*Por Braulio Tavares
Lançado pouco tempo depois de 2001: Uma odisseia no espaço (1968) de Stanley Kubrick, o filme Solaris (1971) de Andrei Tarkovsky foi inevitavelmente comparado com ele, e chegou a ser chamado de algo como “a resposta soviética”. Ou seja, foi inadequadamente arrastado para um confronto às cegas, típico da Guerra Fria. Sabe-se hoje que Kubrick já incluiu o filme russo numa de suas listas de filmes que admirava. Tarkovsky não tinha visto 2001 quando fez Solaris, e quando viu o filme americano, depois, achou-o “frio e estéril”.

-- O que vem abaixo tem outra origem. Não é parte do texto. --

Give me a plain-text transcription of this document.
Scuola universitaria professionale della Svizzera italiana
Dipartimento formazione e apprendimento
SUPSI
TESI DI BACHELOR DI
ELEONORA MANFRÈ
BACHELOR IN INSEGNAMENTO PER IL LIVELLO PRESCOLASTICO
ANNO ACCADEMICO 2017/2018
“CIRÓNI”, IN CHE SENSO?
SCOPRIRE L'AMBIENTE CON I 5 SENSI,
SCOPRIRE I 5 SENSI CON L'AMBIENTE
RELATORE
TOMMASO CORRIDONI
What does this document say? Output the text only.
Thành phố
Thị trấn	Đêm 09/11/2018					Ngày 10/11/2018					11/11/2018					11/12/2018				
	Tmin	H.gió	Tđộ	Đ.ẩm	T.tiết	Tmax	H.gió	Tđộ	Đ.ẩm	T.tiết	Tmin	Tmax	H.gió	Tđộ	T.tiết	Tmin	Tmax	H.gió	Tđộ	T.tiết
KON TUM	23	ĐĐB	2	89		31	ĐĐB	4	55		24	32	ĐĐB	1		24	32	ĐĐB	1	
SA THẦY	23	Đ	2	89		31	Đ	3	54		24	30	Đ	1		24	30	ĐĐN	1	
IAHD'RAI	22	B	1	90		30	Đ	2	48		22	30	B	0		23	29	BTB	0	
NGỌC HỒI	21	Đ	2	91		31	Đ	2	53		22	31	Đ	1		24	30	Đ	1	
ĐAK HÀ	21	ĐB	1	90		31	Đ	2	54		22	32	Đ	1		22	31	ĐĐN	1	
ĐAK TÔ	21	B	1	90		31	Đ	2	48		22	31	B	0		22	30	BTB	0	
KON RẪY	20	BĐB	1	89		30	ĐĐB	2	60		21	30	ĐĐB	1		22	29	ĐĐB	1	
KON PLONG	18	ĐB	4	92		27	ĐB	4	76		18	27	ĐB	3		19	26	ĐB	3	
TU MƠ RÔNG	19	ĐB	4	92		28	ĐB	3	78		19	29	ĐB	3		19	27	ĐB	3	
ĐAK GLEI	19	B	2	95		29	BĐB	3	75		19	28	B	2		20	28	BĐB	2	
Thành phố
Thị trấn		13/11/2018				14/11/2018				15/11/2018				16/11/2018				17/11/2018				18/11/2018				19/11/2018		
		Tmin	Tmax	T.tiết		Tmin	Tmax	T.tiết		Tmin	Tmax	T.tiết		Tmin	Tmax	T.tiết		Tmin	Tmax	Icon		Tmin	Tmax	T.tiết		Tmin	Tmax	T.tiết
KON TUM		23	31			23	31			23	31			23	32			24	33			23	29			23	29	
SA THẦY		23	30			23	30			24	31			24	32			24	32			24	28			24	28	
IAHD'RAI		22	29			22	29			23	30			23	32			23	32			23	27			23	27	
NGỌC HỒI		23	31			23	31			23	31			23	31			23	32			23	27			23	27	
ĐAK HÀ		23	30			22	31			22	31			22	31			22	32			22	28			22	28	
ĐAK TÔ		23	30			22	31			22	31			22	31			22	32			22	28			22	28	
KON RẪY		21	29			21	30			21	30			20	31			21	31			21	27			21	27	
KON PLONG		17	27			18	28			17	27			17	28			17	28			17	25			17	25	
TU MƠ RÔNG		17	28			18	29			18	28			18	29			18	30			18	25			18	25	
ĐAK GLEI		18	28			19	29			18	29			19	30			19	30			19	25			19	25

Ambos são frios, e isto é uma das coisas que têm em comum. Os personagens de Tarkovsky experimentam emoções intensas, mas o tratamento em volta é todo frio, contemplativo. Um filme em que vemos mortes e ressurreições, mas a batida do coração nem muda. Já os personagens de Kubrick são impassíveis como avatares de videogame.
O crítico Philip Lopate prefere apontar semelhanças entre Solaris e Vampiros de Almas (1956), de Don Siegel, e Um Corpo Que Cai (1958), de Alfred Hitchcock. Neste último caso, ele indica a incapacidade do homem de proteger a mulher, os múltiplos disfarces ou “ressurreições” da pessoa amada, a repetição inevitável dos mesmos erros do passado.
Também é instrutivo comparar o filme de Tarkovsky com o livro que lhe deu origem (Solaris, 1961), por Stanislaw Lem, já chamado “o Jorge Luis Borges da Polônia”.
Lem é um autor conceitualmente ambicioso e muito prolífico. Uma das teses preferidas dos seus romances é o fato de que seremos incapazes de entender um alienígena quando nos depararmos com um. A ficção científica em geral teme essa possibilidade. Muitas histórias inventam máquinas tradutórias, intérpretes perfeitos, implantes semióticos; muitas pulp fictions mostravam diálogos imensos nos quais se pressupunha que os seres lagartiformes de Deneb falavam um inglês perfeito.
O alienígena (diz Lem) pertence a uma esfera mental inacessível à nossa, “não pode ser reduzido a conceitos, ideias ou imagens da esfera humana”. É assim o planeta-oceano Solaris, que a humanidade tempos atrás descobriu ser inteligente pelo modo como otimizava e mantinha sob controle sua órbita em torno de dois sóis. O planeta era capaz de alterar sua velocidade ou seu curso.
Lem parece ser mais frio do que os dois diretores acima. Desdenhou o filme russo dizendo que “não tinha escrito uma história erótica passada no espaço”.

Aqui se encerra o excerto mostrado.